Microscopically, the tumor showed distinct areas in which the morphological elements of classical HCC and FLC were mixed. However, the immunoreactivity for CK7, which was expected to be expressed solely by the FLC component, was positive in both groups of neoplastic cells. It should be noted that some (≤30%) classical HCCs may be reactive for CK7, in particular those in children and young adults [3, 15]. In this sense, the DNAJB1-PRKACA chimeric transcript that is missed in the domain that binds the regulatory subunits of PKA, may represent a diagnostic marker in FLC, nonetheless further research has to be done to define it as a therapeutic target [15].
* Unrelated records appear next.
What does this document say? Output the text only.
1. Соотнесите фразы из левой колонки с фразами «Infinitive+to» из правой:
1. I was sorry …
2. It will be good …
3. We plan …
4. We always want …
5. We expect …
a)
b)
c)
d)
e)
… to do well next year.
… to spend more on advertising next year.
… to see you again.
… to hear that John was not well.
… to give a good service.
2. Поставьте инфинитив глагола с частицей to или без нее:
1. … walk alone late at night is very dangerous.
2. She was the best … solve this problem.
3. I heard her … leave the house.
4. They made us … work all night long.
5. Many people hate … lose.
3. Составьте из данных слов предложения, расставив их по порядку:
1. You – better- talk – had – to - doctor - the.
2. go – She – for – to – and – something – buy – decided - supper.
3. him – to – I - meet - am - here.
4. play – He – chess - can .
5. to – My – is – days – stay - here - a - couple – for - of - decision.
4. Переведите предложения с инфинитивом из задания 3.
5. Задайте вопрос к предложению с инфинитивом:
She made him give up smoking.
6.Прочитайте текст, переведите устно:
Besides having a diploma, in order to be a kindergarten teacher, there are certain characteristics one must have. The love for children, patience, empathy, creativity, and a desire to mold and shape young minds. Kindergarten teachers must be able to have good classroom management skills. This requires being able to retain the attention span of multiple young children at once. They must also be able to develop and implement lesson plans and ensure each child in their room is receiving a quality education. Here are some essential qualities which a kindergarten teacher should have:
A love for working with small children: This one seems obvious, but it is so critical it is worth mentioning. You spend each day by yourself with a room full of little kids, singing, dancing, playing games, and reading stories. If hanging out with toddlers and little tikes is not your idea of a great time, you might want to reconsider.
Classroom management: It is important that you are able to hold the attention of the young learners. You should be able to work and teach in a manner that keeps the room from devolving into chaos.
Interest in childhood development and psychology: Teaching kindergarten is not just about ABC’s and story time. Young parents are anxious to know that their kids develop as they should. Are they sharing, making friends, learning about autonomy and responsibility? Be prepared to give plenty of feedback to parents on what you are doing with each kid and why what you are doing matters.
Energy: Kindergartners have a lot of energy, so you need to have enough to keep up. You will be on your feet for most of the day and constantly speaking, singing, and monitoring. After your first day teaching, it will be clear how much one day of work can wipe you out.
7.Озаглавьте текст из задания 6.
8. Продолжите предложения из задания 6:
Currently there are no molecular diagnostic tests for FLC; previous studies detected cAMP-dependent protein kinase A (PKA) in peripheral blood as a universal serum biomarker for cancers of various cell types [16]. The DNAJB1-PRKACA chimeric transcript that is missed in the domain that binds the regulatory subunits of PKA and may represent a diagnostic marker in FLC; nonetheless further research has to be done to define it as a therapeutic target [17].
We did not find any risk factors or environmental exposure in the patient’s history that could explain the etiology of this neoplasm. As a matter of fact the surrounding liver parenchyma was normal and did not have any signs of cirrhosis or underlying liver disease.
In summary, we hope that our report will increase awareness of this combined entity in the liver and that further experience contributes in the establishment of prompt and accurate diagnoses involving not only proteins expression through immunohistochemistry but also genetic studies in future cases.
Conflict of Interests
The authors declare that there is no conflict of interests regarding the publication of this paper.